Objective: Reports on the accuracy of computed tomographic colonography (CTC) mainly involve series from expert institutions. The aims of this study were to assess CTC accuracy in a nationwide population and to relate it to radiologist performance in their initial training.
Design: Nationwide multicentre trial.
Setting: Twenty-eight radiologists, working in 26 mostly academic clinical units, were involved in the study after having attended a formal specialised 2-day training session on CTC. They worked through a training set of 52 cases with automatic feedback after an attempt at each case.
Patients: The study enrolled 845 patients with average and high risk of colorectal cancer, 737 of whom had both complete CTC and videocolonoscopy data, which constituted the dataset.
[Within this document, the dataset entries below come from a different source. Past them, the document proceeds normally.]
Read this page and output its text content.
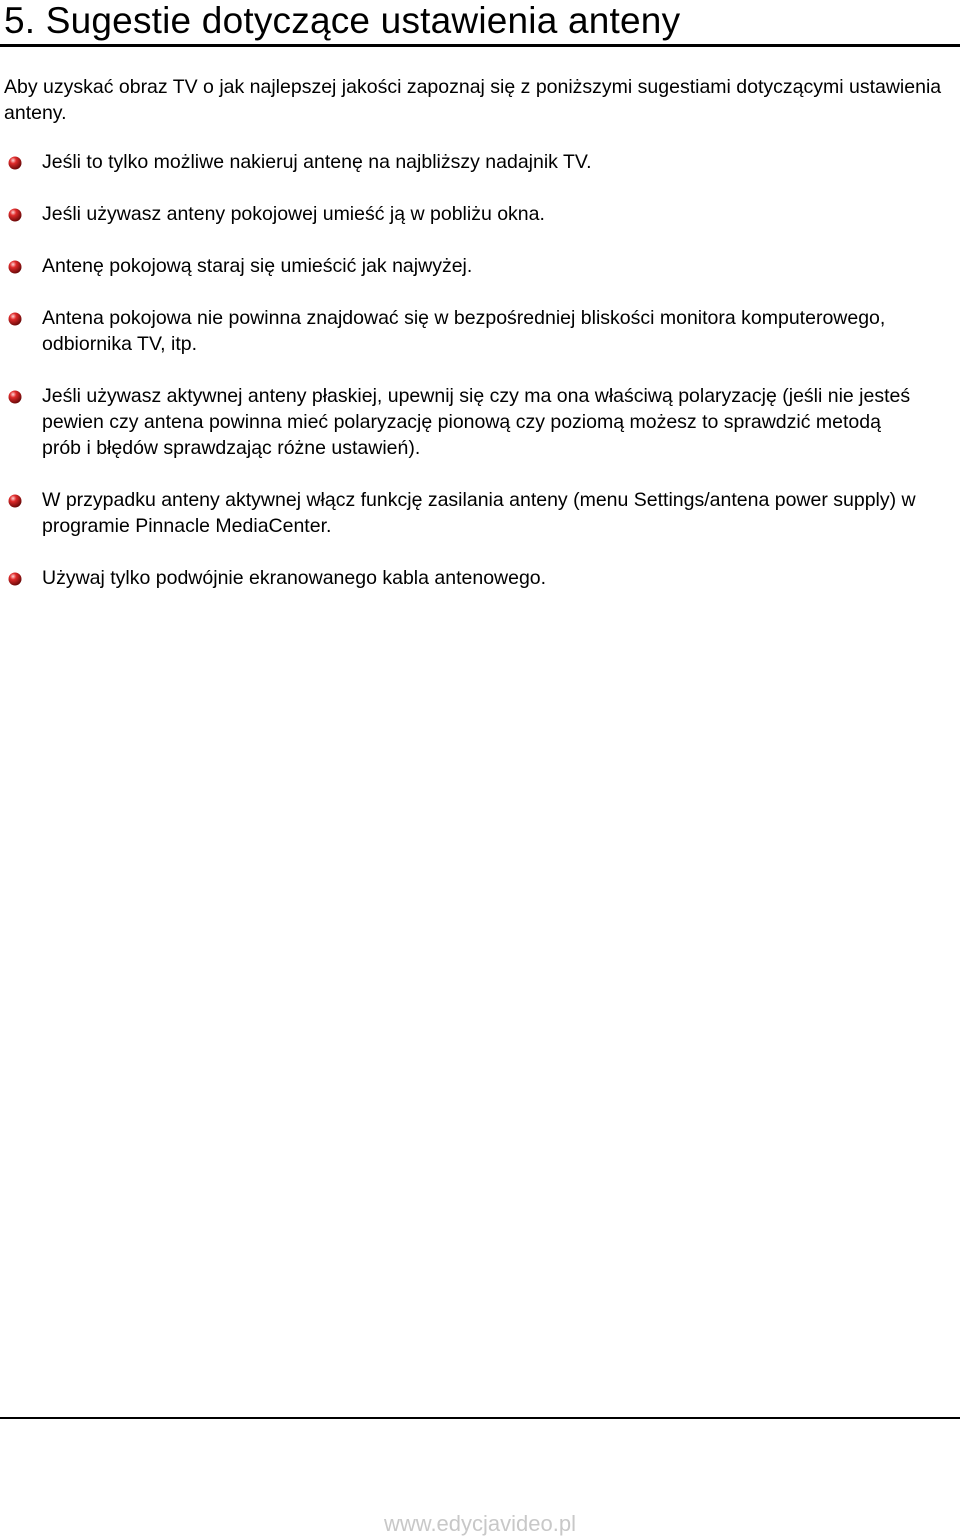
5. Sugestie dotyczące ustawienia anteny

Aby uzyskać obraz TV o jak najlepszej jakości zapoznaj się z poniższymi sugestiami dotyczącymi ustawienia anteny.

Jeśli to tylko możliwe nakieruj antenę na najbliższy nadajnik TV.
Jeśli używasz anteny pokojowej umieść ją w pobliżu okna.
Antenę pokojową staraj się umieścić jak najwyżej.
Antena pokojowa nie powinna znajdować się w bezpośredniej bliskości monitora komputerowego, odbiornika TV, itp.
Jeśli używasz aktywnej anteny płaskiej, upewnij się czy ma ona właściwą polaryzację (jeśli nie jesteś pewien czy antena powinna mieć polaryzację pionową czy poziomą możesz to sprawdzić metodą prób i błędów sprawdzając różne ustawień).
W przypadku anteny aktywnej włącz funkcję zasilania anteny (menu Settings/antena power supply) w programie Pinnacle MediaCenter.
Używaj tylko podwójnie ekranowanego kabla antenowego.
www.edycjavideo.pl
Interventions: Patients underwent same-day CTC followed by videocolonoscopy with segmental unblinding of CTC results.
Main outcome measures: Sensitivity, specificity and positive and negative predictive values for detection of polyps ≥ 6 mm in per-patient and per-lesion analyses of CTC without computer-aided detection.
Results: Sensitivity, specificity and positive and negative predictive values for patients with polyps ≥ 6 mm were 69% (95% CI 61% to 77%), 91% (95% CI 89% to 94%), 67% (95% CI 59% to 74%) and 92% (95% CI 90% to 94%), respectively. Univariate analysis showed that the detection rate for polyps ≥ 6 mm was linked to neither radiologist case volume nor number of polyps, but was related to sensitivity achieved in the training set. Pooled sensitivity was 72% (95% CI 63% to 80%) versus 51% (95% CI 40% to 60%) for radiologists achieving above and below median sensitivity in the training set (61%), respectively. Multivariate analysis showed that sensitivity for polyps ≥ 6 mm in the training set was the only remaining significant predictive factor for subsequent performance.
Conclusions: Radiologist sensitivity CTC for detection of polyps ≥ 6 mm in training was the sole independent predictor for subsequent sensitivity in detection of such polyps.